“This museum without walls owns nothing and everything”
“Ownership passes to all”
Although eloquent in writing, the essence of appropriation can be summarized by the aforementioned lines from Robert Nelson’s Appropriation. In its most basic level, no one owns anything, we are simply passing by and forced to leave things behind. These things are all fair game to the generations after us as, in a way, it is for us today. Appropriation has a number of “derivatives”. You could appropriate something from the past or the present, and it is generally in doing so from the present that creates a sense of tension: when you appropriate something of someone else’s, the person that was acted upon (depending on how you went about taking it) could feel robbed, this is considered the sinister connotation of appropriation. However, one could argue that it is impossible to not appropriate. Appropriation happens when one takes something and uses it to create new meaning, this meaning is dependent on societal and temporal situations. Robert Nelson uses “The Four Horses of San Marco” to illustrate the powerful yet powerless paradox of appropriation. Their history can be traced back to the second or third century A.D. when they are thought to have been made. They’re brought to Constantinople in the fifth century and from then on, their visual value has taken a whirlwind of meanings. Yet, Nelson comes full circle when he alludes to the fact that these horses, placed “in a Middle American city in Texas” acquire a completely new meaning because of their location: this is appropriation. Interesting, appropriation can seem even more powerful when it only creates a “semiotic distortion, not total negation of” what is being appropriated. He somewhat dreads the state of awareness that he resides in–after all, for appropriation to be considered so, the viewer must have knowledge of the original work. This begs the question, can appropriation exist if you are unaware that you are appropriating something?

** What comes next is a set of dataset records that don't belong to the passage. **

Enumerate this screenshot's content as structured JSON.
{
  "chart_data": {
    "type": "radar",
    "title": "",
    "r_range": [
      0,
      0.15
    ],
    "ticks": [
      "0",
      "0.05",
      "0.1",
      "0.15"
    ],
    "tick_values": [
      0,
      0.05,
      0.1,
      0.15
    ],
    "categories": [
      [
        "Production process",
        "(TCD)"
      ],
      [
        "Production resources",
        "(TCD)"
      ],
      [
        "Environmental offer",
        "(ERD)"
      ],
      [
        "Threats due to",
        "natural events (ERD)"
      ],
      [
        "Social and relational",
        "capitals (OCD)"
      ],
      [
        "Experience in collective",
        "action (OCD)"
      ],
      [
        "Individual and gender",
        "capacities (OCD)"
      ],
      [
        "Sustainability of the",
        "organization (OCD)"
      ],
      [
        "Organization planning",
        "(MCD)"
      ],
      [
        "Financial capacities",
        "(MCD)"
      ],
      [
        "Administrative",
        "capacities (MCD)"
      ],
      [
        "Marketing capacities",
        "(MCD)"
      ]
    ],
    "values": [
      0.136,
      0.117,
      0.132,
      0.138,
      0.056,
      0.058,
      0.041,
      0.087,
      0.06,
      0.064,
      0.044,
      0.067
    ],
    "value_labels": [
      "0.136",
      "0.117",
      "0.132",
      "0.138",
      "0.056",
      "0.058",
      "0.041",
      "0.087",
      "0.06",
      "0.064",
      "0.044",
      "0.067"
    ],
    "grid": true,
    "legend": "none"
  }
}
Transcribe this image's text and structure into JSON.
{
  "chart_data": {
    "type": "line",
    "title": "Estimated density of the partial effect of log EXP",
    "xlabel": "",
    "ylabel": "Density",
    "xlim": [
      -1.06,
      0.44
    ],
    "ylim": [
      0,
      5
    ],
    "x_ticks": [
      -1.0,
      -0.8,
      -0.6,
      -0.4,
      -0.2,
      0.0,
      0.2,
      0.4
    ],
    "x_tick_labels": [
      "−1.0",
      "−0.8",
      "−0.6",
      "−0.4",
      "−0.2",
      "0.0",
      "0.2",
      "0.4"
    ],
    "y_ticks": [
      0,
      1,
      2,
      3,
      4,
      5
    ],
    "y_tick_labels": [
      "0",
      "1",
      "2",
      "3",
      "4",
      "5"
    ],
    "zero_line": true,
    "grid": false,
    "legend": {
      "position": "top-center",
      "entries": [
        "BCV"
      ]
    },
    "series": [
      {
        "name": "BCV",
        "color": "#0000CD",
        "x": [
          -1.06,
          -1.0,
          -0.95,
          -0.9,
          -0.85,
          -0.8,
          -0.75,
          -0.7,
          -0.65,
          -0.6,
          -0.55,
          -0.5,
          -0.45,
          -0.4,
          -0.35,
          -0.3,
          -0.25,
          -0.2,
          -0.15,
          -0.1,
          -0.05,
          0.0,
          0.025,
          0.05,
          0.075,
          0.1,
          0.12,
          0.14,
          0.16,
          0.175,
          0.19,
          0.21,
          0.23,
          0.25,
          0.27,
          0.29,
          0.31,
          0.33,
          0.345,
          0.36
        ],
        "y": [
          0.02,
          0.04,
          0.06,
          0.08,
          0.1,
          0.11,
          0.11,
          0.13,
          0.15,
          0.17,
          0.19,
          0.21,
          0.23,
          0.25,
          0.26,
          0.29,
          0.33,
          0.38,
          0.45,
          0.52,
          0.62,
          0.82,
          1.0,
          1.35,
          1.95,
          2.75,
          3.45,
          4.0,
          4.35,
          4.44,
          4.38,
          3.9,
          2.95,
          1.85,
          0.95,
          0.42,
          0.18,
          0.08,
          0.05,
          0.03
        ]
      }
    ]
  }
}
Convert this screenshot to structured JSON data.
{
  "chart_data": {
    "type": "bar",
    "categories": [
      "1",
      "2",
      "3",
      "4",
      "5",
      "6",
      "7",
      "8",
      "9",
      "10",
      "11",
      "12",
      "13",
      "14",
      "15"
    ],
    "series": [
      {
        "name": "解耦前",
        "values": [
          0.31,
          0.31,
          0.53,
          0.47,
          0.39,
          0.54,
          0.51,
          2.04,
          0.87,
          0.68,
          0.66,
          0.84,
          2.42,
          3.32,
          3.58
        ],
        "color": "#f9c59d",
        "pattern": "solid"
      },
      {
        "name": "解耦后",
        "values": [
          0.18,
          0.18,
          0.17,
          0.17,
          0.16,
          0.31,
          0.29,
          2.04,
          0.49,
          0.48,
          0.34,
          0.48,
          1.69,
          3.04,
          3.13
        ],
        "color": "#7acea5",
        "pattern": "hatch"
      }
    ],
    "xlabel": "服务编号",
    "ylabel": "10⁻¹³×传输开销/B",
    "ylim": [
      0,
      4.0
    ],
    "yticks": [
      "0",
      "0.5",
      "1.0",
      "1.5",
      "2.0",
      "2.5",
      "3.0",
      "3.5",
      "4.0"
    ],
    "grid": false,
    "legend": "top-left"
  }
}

Using myself as an immediate example, I was unaware of the historical significance of the Horses of San Marco. Had I been the individual to walk through the gated doors sustaining these horses in that Texas cemetery, I would have had no idea of the appropriation taking place.
We take from the past to create the future. An evolving society builds on the skeleton left behind by a different time but, in a sense, it does not recreate, per se. Cars are quite different now than they were when first invented but to get this far, someone “appropriated” certain aspects of the original to create something new. So one is left with something “new” that maintains a sort of relationship to the old.
In postmodern work, it is freely utilized. Recently dubbed “appropriation art”, Nelson makes a point to compare the act to Duchamp except he mentions, “not as Duchamp or the Dadaists with founds objects of modern industrial life, but with appropriated images.” Ironically, all of the “found objects” that the Dadaists used were technically owned by someone–which is really the point of tension. Ownership is what’s at the core of this. “Appropriated images” as he calls them, are owned by someone more important, or more popular, or more famous than the owner of the urinal that Duchamp used.
Appropriation is nothing more than the “hurt feelings” of the individual whose belonging was appropriated. And this isn’t to say that those feelings aren’t valid, because above making art we have a sort of duty, as humans, to be gentle to one another. Is it permission? Is it considered appropriation still if you ask to use it? It’s easy to appropriate something of someone who is dead, because they cannot approve or disapprove. What one creates today will either vanish or remain in 100 years and then, if someone decides to take it, there are no feelings to hurt. It is quite more difficult a task to appropriate something of someone who is alive and will possibly even see the finished product because their feelings can be hurt, and they might not react positively. But appropriation will remain in due time. After all, ownership passes to all, because ownership doesn’t exist.